Her 56:02 section emphasizes goal-based evaluation. Rather than checking the exact tool-call path, evaluation focuses on whether the goal was achieved. For example, finding a skip-level manager directly or by traversing an org chart are both valid approaches. The assertion checks the outcome, not the path. This is a key distinction from traditional software testing.
Hugo Bowne-Anderson adds the generator-evaluator pattern in Practical LLM Engineering and RAG. His 13:56 section introduces a loop where one model generates output and another evaluates it, scoring pass or fail with feedback. His 23:00 section covers gold test sets, cost, and representativeness. His 26:43 section uses failure analysis to decide whether retrieval needs to change. These evaluation habits become more important when systems start calling tools and taking actions.
Aligning LLM Judges with Human Labels
Aditya’s 50:18 section covers aligning LLM judges with human labels. In a multi-tenancy scenario, each customer needs a golden dataset, and evaluation must reach more than 95% accuracy, with critical cases at 100%. An LLM-as-judge is fine-tuned on human data within the use case, but may have bias. To manage this, the judge’s correlation with human annotators should stay above 90-95%. Sampling from production traffic and sending it to human annotators is how teams understand gaps and detect drift.
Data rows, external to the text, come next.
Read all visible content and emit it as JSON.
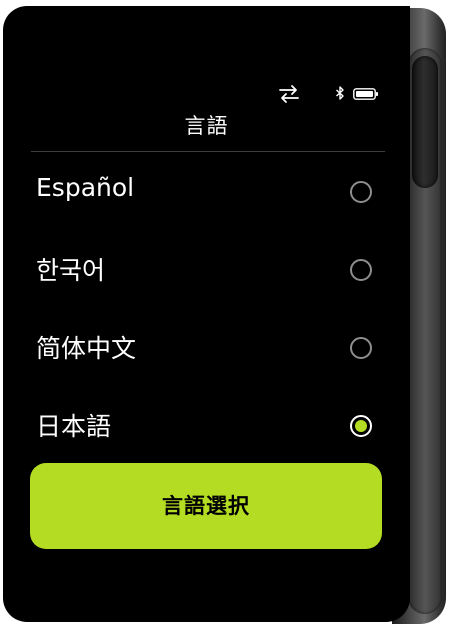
{
  "header": {
    "title": "言語"
  },
  "status_icons": {
    "sync": "sync-arrows-icon",
    "bluetooth": "bluetooth-icon",
    "battery": "battery-full-icon"
  },
  "languages": [
    {
      "label": "Español",
      "selected": false
    },
    {
      "label": "한국어",
      "selected": false
    },
    {
      "label": "简体中文",
      "selected": false
    },
    {
      "label": "日本語",
      "selected": true
    }
  ],
  "action": {
    "select_label": "言語選択"
  },
  "colors": {
    "accent": "#b4dc23",
    "background": "#000000",
    "text": "#ffffff"
  }
}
Evaluation and Monitoring Tools
Micheal Lanham connects evaluation to production monitoring in From Game AI to LLM Agents. His 57:39 section recommends building evaluation pipelines and using tools like Arize Phoenix to monitor LLM communication and prompts. He frames this as applying data science techniques for success metrics: controlling variables and explaining agent behavior for production applications.
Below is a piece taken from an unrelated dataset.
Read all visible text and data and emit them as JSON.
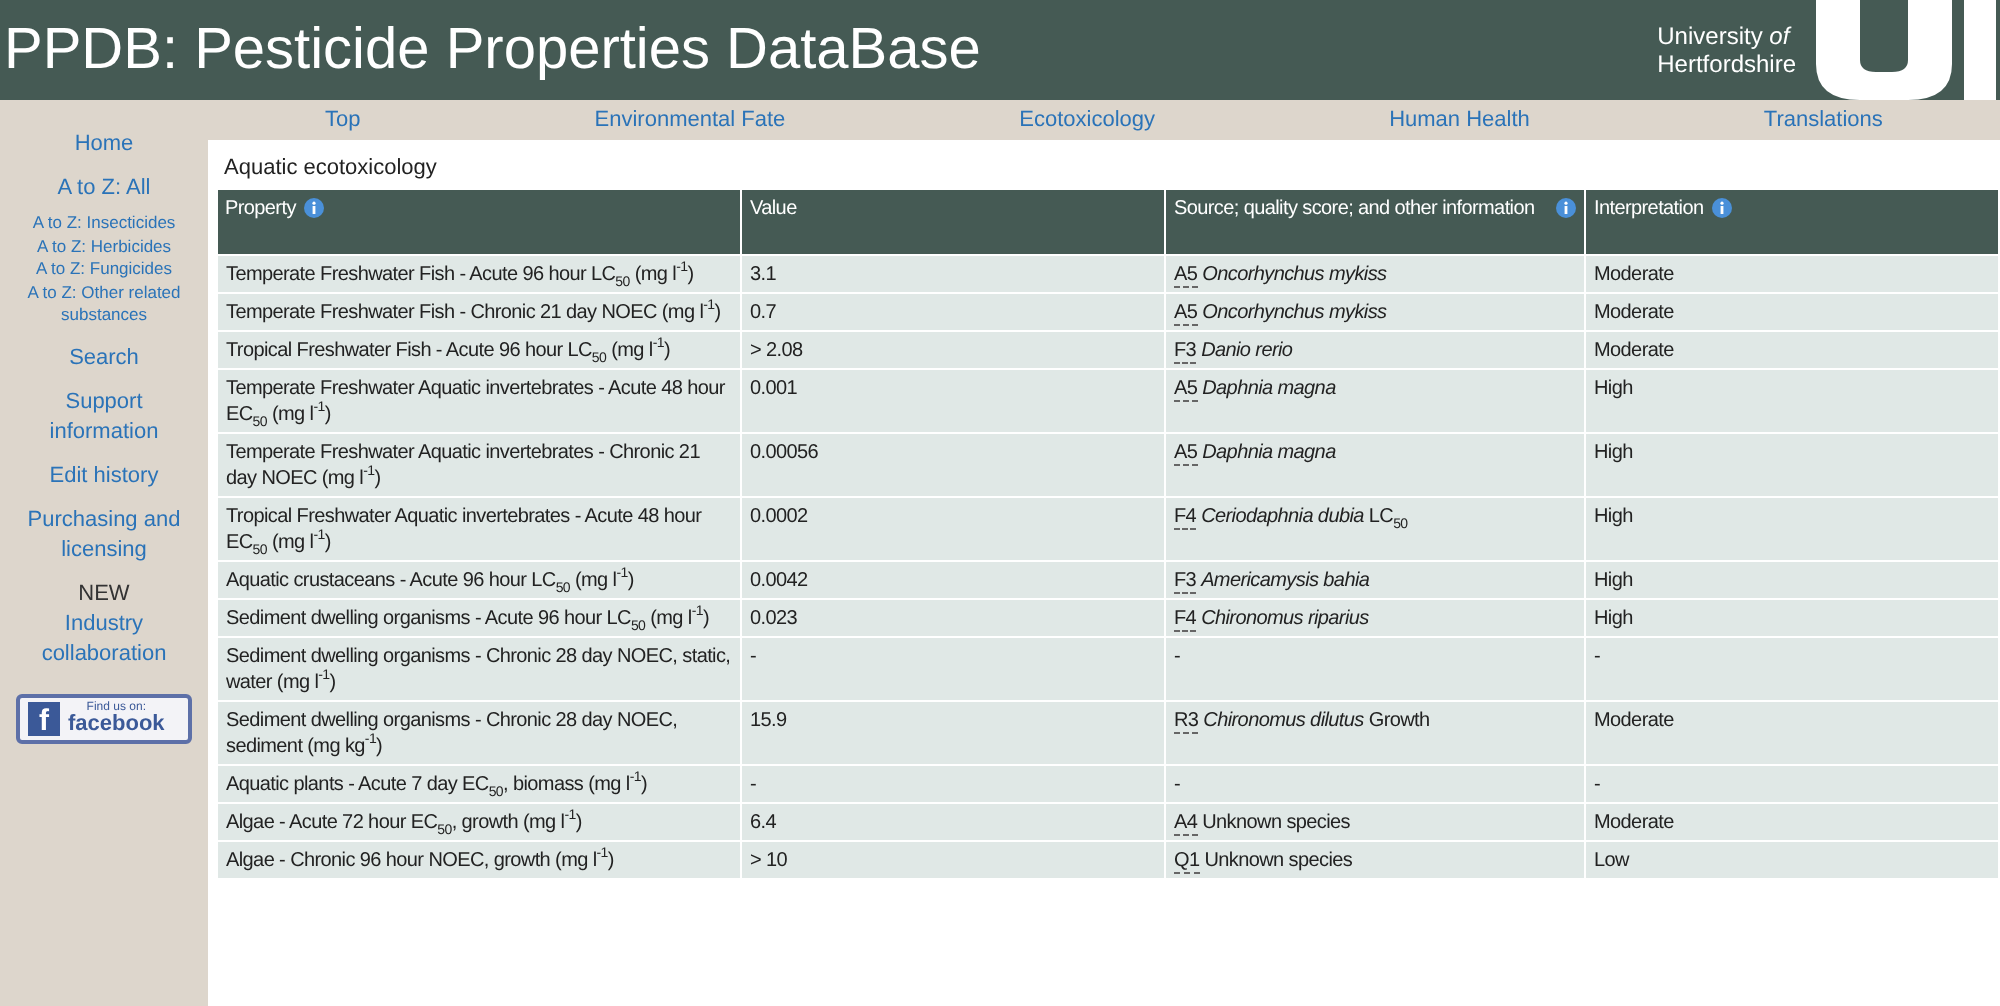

Aditya’s 43:30 section adds the enterprise scale version. He discusses feedback intelligence tools that analyze production logs to identify where users are frustrated, feed that into evaluations, and support fine-tuning. He compares this to how cloud providers made databases easier through managed services like MongoDB and Redis. Agent evaluation infrastructure is becoming a similar standardized layer.